The controversy generated by the Dec. 2, 2011 “clarification” memo from CMS to the state survey agency directors has made me stop and think about just what kind of a job we, as a professional community, have (or have not) done in clearing up the mysteries and misconceptions surrounding preventive maintenance (PM) for medical devices. Ever since The Joint Commission (TJC) generously opened the door in 1989, we have developed an intellectually lazy habit of believing that since we now use a risk-based approach we don’t have to have clear, logical reasons why we include some devices and not others in our PM programs, and provide understandable justifications for the PM frequencies we use. Although we have started to use the newly popular term “evidence-based,” we don’t yet have general agreement on just what kind of data we need to cite as evidence of reasonable risk. We don’t even have a consensus on which devices should be considered “critical.”
I believe that CMS is sincerely trying to go along with the spirit of TJC’s relaxation of the original excessively stringent “manufacturer’s recommendations” requirement. Unfortunately, they are not experts in this technically complex area, but they do have a regulatory obligation to act as the nation’s watchdog, making sure that patients are not being exposed to unreasonable risks. And, if they had asked us for technical guidance, I believe that what we currently have to offer would not have helped them understand the simple science underlying the practical aspects of preventive maintenance as it relates to medical equipment.
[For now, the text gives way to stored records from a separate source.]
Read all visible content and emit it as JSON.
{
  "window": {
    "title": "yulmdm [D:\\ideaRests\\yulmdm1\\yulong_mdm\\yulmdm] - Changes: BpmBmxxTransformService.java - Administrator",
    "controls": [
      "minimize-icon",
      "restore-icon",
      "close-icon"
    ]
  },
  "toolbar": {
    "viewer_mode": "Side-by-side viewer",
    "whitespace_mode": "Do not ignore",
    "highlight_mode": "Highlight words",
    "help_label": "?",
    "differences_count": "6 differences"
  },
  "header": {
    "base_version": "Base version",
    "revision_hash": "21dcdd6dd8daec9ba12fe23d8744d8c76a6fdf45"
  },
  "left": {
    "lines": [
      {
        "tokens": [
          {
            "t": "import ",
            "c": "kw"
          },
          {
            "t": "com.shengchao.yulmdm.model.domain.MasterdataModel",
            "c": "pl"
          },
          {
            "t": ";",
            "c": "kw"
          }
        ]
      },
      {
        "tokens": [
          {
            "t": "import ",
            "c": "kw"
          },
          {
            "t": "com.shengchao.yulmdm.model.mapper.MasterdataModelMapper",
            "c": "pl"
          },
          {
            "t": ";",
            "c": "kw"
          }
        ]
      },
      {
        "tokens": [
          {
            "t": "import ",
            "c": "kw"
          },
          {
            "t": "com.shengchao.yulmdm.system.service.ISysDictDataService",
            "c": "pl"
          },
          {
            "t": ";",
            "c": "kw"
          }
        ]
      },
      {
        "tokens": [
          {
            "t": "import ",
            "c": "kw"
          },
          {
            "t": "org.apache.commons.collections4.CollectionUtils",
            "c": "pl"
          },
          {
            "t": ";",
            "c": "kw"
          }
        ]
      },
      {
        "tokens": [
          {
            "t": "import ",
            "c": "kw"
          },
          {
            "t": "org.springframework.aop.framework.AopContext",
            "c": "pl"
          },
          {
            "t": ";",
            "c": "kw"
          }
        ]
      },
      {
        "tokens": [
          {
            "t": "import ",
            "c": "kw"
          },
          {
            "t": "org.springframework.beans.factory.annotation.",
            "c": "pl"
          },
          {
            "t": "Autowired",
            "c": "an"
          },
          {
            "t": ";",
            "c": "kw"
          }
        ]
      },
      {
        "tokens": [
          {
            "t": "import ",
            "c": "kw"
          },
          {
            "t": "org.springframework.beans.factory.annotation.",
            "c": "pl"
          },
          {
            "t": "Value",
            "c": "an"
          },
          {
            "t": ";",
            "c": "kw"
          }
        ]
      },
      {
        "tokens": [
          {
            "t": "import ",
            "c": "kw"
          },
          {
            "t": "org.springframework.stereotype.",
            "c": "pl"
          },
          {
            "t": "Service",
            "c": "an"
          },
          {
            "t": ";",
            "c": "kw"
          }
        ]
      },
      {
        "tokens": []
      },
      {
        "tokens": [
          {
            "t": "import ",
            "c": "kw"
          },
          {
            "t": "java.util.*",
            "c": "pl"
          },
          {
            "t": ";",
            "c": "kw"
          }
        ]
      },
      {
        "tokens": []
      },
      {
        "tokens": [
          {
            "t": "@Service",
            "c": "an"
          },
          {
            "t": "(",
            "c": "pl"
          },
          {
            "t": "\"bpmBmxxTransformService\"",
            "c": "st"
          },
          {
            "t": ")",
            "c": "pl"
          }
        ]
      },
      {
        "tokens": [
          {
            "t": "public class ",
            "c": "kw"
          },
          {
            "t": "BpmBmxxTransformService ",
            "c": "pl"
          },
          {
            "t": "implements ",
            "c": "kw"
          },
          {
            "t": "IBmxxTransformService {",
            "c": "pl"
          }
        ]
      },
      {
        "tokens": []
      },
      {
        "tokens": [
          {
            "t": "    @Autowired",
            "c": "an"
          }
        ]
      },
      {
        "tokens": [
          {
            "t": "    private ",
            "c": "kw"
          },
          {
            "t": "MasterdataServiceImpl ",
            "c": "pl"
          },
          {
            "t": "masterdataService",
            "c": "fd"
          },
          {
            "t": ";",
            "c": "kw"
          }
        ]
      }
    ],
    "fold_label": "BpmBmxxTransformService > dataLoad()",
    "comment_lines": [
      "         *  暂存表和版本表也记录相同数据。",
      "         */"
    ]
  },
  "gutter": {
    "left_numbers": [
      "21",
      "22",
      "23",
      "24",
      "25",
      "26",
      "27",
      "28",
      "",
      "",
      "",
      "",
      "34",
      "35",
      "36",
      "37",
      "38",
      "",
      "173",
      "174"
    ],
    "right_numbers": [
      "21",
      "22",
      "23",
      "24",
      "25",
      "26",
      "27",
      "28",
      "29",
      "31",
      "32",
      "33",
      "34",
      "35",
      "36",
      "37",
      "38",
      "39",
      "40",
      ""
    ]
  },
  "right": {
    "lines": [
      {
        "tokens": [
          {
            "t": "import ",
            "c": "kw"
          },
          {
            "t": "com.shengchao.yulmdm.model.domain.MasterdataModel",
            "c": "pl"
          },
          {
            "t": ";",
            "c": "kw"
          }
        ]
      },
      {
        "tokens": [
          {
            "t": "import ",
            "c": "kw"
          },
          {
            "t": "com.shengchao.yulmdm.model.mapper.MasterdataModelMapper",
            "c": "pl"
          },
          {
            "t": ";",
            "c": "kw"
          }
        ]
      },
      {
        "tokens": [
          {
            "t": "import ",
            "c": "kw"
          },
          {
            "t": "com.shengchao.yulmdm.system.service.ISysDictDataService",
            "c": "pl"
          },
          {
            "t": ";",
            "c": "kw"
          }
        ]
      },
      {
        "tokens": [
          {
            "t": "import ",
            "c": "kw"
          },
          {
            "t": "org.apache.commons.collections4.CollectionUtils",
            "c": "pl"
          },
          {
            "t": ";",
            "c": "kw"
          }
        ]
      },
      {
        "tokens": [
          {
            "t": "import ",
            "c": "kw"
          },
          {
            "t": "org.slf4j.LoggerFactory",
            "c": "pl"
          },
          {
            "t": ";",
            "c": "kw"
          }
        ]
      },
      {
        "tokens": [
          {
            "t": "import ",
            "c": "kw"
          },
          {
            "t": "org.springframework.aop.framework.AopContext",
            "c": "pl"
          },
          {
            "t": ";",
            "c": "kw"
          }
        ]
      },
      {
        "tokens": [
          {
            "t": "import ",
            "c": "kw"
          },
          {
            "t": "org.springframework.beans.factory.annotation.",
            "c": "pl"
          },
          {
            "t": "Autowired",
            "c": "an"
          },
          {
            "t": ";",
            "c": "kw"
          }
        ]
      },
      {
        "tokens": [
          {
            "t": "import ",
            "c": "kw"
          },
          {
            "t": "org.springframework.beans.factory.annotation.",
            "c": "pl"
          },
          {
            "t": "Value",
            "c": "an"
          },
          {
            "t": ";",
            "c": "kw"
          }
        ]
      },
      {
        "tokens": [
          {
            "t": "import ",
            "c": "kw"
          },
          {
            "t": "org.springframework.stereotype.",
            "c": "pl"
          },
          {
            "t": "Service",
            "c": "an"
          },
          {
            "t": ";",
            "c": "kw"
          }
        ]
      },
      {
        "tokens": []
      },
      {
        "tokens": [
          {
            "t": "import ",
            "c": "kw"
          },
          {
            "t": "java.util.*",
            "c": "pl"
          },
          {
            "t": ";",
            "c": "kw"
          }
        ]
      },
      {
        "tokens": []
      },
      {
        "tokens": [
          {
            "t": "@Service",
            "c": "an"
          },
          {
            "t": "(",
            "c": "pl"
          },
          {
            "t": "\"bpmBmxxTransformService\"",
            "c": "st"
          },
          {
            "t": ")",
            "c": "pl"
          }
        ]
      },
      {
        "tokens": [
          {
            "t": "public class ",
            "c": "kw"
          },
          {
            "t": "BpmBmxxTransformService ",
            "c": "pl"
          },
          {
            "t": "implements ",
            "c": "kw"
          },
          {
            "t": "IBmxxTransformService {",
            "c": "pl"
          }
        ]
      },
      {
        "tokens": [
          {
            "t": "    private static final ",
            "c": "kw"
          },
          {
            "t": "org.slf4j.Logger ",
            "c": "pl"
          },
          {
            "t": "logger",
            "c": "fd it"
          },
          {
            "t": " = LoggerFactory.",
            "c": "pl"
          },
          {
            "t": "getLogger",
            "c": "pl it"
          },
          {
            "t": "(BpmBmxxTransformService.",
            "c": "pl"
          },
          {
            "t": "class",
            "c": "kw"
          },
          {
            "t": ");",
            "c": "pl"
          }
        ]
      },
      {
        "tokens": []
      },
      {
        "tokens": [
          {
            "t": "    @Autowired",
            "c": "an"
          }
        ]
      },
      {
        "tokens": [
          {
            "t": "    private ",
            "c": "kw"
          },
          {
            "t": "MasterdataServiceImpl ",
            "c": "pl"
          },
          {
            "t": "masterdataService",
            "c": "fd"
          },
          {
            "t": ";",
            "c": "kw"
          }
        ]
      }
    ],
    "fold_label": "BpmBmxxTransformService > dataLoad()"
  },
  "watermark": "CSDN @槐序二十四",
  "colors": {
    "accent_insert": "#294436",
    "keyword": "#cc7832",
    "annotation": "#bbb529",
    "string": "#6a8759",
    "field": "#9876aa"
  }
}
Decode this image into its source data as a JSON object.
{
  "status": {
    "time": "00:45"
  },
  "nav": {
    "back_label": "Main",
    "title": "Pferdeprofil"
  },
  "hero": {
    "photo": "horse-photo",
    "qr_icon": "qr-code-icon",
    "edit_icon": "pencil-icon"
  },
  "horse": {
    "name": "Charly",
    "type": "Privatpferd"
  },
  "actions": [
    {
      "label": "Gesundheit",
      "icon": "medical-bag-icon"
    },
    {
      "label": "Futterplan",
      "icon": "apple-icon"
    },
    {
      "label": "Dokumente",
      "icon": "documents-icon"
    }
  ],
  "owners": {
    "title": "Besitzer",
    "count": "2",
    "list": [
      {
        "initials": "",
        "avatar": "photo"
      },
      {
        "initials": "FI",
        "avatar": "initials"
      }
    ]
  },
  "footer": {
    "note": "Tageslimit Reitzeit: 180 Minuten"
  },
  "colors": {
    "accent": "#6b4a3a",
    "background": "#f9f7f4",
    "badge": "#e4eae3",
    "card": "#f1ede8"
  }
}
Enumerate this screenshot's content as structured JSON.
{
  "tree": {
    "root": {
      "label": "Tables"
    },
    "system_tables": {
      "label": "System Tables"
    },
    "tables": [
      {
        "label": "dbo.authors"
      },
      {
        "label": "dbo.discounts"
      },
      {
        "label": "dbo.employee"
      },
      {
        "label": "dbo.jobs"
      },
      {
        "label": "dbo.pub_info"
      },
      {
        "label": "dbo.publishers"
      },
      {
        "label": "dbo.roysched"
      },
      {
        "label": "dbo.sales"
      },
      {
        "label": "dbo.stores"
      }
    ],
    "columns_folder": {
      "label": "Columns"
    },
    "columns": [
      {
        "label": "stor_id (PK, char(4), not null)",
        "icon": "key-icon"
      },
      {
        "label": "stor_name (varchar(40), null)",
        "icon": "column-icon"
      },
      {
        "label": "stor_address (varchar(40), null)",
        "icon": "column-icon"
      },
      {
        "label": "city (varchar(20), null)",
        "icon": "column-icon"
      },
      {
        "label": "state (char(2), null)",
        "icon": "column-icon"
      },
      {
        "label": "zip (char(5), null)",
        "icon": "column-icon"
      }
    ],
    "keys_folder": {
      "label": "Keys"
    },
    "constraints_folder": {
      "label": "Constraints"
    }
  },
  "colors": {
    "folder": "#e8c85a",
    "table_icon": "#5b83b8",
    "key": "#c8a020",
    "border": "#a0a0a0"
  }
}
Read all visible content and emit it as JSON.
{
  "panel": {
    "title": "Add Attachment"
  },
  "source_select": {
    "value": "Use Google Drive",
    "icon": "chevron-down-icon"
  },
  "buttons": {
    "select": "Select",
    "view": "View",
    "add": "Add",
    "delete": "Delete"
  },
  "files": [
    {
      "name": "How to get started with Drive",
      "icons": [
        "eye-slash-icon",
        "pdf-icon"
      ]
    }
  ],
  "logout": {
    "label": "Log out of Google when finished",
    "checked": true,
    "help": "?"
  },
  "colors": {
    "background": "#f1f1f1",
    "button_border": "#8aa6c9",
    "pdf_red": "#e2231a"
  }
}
Although it is not going to help in the near term with sorting out the confusion created by the December memo, it is surely time for the clinical engineering community to find a way to come together to develop some kind of consensus guidelines on what constitutes a reasonable evidence-based medical device PM program. Until we have agreement on this, and can decide what constitutes appropriate evidence, we should stick with the guideline format—not a standard. Without some kind of a reference point such as this we will continue to be unable to respond to legitimate challenges that certain approaches that we advocate are either too risky or too conservative. Aside from the CMS, our clinical colleagues have a right to ask for the same reassurances, and a right to be able to comprehend what we tell them.